# Benchmarking Models 

So in this notebook we will take the different data set, fit models and test their accuracy. From this hopefully we will find the best data to be using and hopefully gain some insight into out models. 

In [26]:
import pandas as pd
import numpy as np
from tqdm import tqdm
from sklearn import model_selection
from sklearn.metrics import accuracy_score
from sklearn.preprocessing import MinMaxScaler
from sklearn.metrics import confusion_matrix, f1_score
from sklearn.linear_model import LogisticRegression

import xgboost as xgb
import warnings
import matplotlib.pyplot as plt
import seaborn as sns

warnings.filterwarnings('ignore')

In [2]:
train_benchmark = pd.read_csv("Benchmarks/Benchmark_dataset.csv")
train_full = pd.read_csv("full_train_data.csv")
train_Without_avg = pd.read_csv("without_avg_train.csv")
train_Without_avg_BS_S = pd.read_csv("without_avg_train_BS_S.csv")
train_Without_avg_BS_S_sum = pd.read_csv("without_avg_train_BS_S_sum.csv")
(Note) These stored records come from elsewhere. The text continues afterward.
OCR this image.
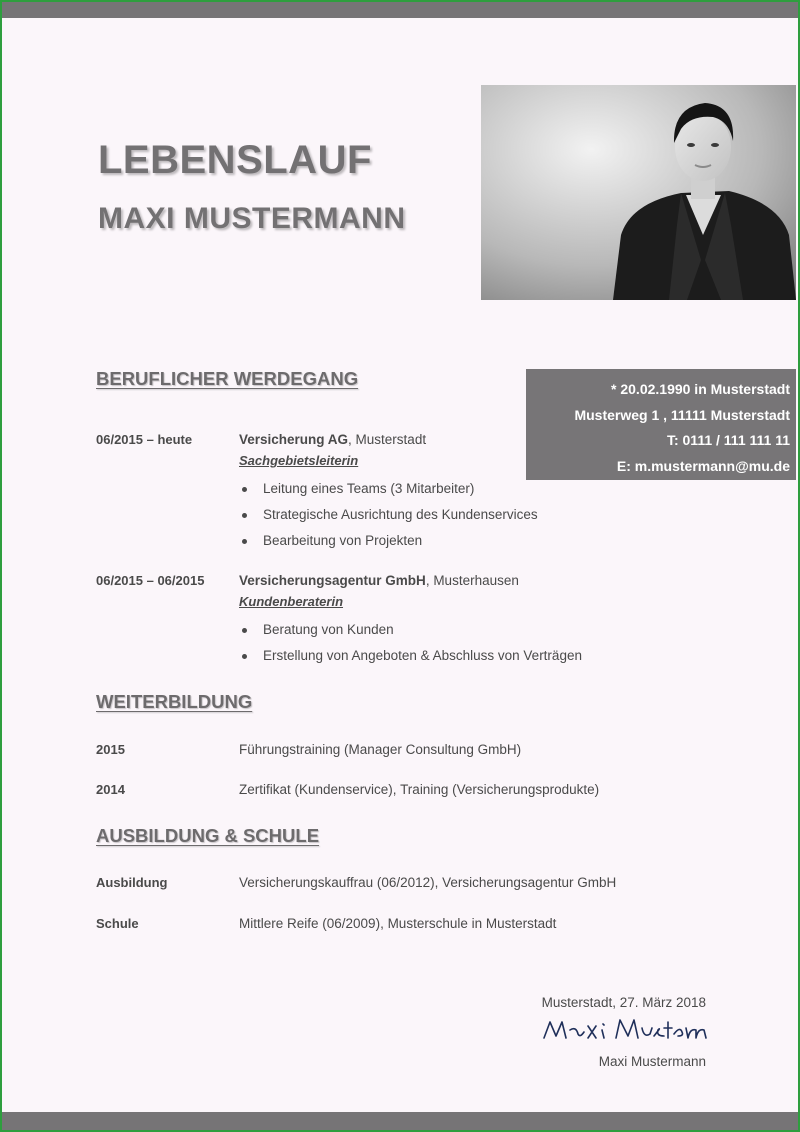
LEBENSLAUF
MAXI MUSTERMANN
* 20.02.1990 in Musterstadt
Musterweg 1 , 11111 Musterstadt
T: 0111 / 111 111 11
E: m.mustermann@mu.de
BERUFLICHER WERDEGANG
06/2015 – heute	Versicherung AG, Musterstadt
Sachgebietsleiterin
Leitung eines Teams (3 Mitarbeiter)
Strategische Ausrichtung des Kundenservices
Bearbeitung von Projekten
06/2015 – 06/2015	Versicherungsagentur GmbH, Musterhausen
Kundenberaterin
Beratung von Kunden
Erstellung von Angeboten & Abschluss von Verträgen
WEITERBILDUNG
2015	Führungstraining (Manager Consultung GmbH)
2014	Zertifikat (Kundenservice), Training (Versicherungsprodukte)
AUSBILDUNG & SCHULE
Ausbildung	Versicherungskauffrau (06/2012), Versicherungsagentur GmbH
Schule	Mittlere Reife (06/2009), Musterschule in Musterstadt
Musterstadt, 27. März 2018
Maxi Mustermann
                            
train_scores = pd.read_csv('Train_Data/Y_train.csv', index_col=0)
train_scores = train_scores.loc[train_benchmark.index] # This is our target


## Modelling Wins

In order to best compare to the benchmark given on the website we will start by trying to predict the number of wins.

In [3]:
train_y_AWAY_WINS = train_scores['AWAY_WINS']

In [9]:
def get_train_valid_test(X, y):
    X_train, X_test, y_train, y_test = model_selection.train_test_split(X, y, train_size=0.8, random_state=42)
    X_train, X_valid, y_train, y_valid = model_selection.train_test_split(X_train, y_train, train_size=0.8, random_state=42)

    return X_train, X_valid, X_test, y_train, y_valid, y_test 

In [10]:
def format_1D_predictions(predictions):
    predictions[2] = 0 # This will mean that no draws are predicted
    predictions.columns = [0,2,1] # This labels the columns correctly
    return (predictions.reindex(columns=[0,1,2]).rank(1,ascending=False)==1).astype(int).values # This reorders the columns

In [11]:
XGB_Benchmark_params = {
    'booster': 'gbtree',
    'tree_method':'hist',
    'max_depth': 8, 
    'learning_rate': 0.025,
    'objective': 'multi:softprob',
    'num_class': 2,
    'eval_metric': 'mlogloss'
    }

In [12]:
def get_prediction_score(model, X_test, y_test):
    predictions = model.predict(X_test, iteration_range=(0, model.best_iteration))
    predictions = pd.DataFrame(predictions)
    
    predictions = format_1D_predictions(predictions)
    
    target = train_scores.loc[X_test.index].copy()
    return np.round(accuracy_score(predictions,target),4)

    

In [13]:
def training_1D_XGB(training_data, replace_0_with_nan = False, XGB_params = XGB_Benchmark_params):
    X_train, X_valid, X_test, y_train, y_valid, y_test = get_train_valid_test(training_data, train_y_AWAY_WINS)
    
    if replace_0_with_nan:
        X_train = X_train.replace({0:np.nan})
    
    xgb_model = xgb.XGBClassifier(random_state=42, **XGB_params)
    bst = xgb_model.fit(X_train, y_train)
    
    test_acc, train_acc = get_prediction_score(xgb_model,X_test,y_test), get_prediction_score(xgb_model,X_train,y_train)
    
    print(f"Test accuracy: {test_acc}; Training accuracy: {train_acc}")
    return xgb_model

In [39]:
training_1D_XGB(train_benchmark, False); 
XGB_bench = training_1D_XGB(train_benchmark, True); 
training_1D_XGB(train_full); 
XGB_without_avg = training_1D_XGB(train_Without_avg); # I think that this is our best model 
training_1D_XGB(train_Without_avg_BS_S);
training_1D_XGB(train_Without_avg_BS_S_sum);

Test accuracy: 0.4689; Training accuracy: 0.6847
Test accuracy: 0.4742; Training accuracy: 0.7071
Test accuracy: 0.4722; Training accuracy: 0.669
Test accuracy: 0.4791; Training accuracy: 0.679
Test accuracy: 0.477; Training accuracy: 0.6624
Test accuracy: 0.4779; Training accuracy: 0.6369


Okay, so I think the best data set we have is train_without_avg_BS_S_Sum. But we note that there is some serious overfitting going on. Note that we aren't predicting draws, therefore a 'perfect' score would be ~75% (25% are draws). 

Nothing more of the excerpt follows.